Three years ago today, I was in Mexico City for one of my research trips. I’m revisiting the notes and photographs from this particular trip today as I return to writing a review article on political geographies of memory and aesthetics.
Inspired by the “a-categorical thought” of Foucault, Rancière, and Deleuze (see e.g., the Theatrum Philosophicum essay — Foucault on Deleuze, or Ranciere’s The Names of History), my previous writing on these themes in the context of Mexico City proposes a genealogy of post-1968 youth politics (for example, see an early version of this thinking, published in ACME). I’ve suggested that genealogical work on the storytelling through which 1968 is given to youth politics in Mexico City would — for contemporary activists and organizers — loosen constraints imposed by representations of the space of young people’s politics only as a venue for the uninterrupted filiation of a movement family.
Acknowledging the materiality of the archive from which I draw primary sources is crucial here. I pull my sources from sometimes unlikely spaces of practice (social centers, street markets, used-book sellers, punk shows, protests, and so on), and I read the texts I collect for how they offer the practitioners of these spaces some sense of orientation in the world. For example, Tiburcio’s used-book stand near the Televisa studios on Balderas is not only a site at which books and magazines are bought and sold (see photo at left); it is a site at which these materials are organized, made contiguous or separated, foregrounded or buried. The messy producedure through which the texts’ circulation is modified is affected in part by Tiburcio’s commitment to social justice movements in his home state of Guerrero (author, fieldnotes, June 17, 2013, Cuauhtémoc – Mexico City). The spatially diffuse and formally diverse set of archives from which I draw my sources is therefore not simply a repository of truth. The boundaries of the spaces of practice, which together compose my archive, are each in their own way policed by their practitioners.

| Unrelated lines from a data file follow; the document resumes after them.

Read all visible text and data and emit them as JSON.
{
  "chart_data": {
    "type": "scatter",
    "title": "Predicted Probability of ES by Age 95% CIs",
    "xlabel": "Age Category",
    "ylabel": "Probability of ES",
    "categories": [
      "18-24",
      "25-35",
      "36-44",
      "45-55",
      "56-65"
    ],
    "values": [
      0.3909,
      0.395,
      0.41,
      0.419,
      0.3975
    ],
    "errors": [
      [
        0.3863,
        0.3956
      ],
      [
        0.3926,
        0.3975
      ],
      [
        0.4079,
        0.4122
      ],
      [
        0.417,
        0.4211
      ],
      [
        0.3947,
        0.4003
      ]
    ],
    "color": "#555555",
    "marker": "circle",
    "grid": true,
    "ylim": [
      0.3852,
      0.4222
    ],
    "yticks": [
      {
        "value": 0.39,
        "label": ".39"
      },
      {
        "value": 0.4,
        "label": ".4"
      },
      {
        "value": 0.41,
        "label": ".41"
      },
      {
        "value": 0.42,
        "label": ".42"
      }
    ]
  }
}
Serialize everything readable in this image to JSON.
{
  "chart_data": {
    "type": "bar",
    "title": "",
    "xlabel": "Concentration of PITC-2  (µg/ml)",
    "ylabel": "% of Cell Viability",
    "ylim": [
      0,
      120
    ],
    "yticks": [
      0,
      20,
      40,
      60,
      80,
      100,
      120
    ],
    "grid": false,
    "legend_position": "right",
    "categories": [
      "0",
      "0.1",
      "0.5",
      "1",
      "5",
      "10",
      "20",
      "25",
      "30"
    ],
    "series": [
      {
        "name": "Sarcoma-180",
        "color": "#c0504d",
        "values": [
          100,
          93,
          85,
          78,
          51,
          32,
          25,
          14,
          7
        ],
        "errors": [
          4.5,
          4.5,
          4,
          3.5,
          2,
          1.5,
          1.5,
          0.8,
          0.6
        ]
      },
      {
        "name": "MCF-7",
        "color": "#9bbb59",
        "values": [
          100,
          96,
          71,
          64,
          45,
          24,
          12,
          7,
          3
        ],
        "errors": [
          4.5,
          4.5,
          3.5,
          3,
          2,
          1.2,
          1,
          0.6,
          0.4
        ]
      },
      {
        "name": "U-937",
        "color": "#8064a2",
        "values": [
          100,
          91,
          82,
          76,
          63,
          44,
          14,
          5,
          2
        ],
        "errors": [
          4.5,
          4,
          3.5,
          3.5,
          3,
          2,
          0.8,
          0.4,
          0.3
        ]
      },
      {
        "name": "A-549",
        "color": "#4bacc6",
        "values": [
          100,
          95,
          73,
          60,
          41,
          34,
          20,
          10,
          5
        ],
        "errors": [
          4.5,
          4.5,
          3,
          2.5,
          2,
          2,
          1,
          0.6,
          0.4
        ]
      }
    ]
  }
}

In Along the Archival Grain, Ann Laura Stoler speaks of similar policing in colonial state archives, sites of “piecemeal partiality,” monuments to “spasmodic and sustained currents of anxious labor that paper trails could not contain” (p. 19). The archives from which I draw the sources informing my genealogy of post-1968 youth politics in Mexico City are also practiced in ways that exceed the representations they contain. Any claims I make for the outsides of Tlatelolco/1968 with reference to these archival representations are therefore tentative; in a strong sense, after Foucault (p. 42), they only establish “possible” connections. These spaces endure in their fragility through practices. By virtue of how the spaces endure, one must also necessarily examine this archive not only for the sources it contains (the archival representations themselves) but also for boundary drawing practices through which these spaces of circulation are maintained in their specificity: all of this to open existing collective identities to revision without, then, seeking to reestablish closure.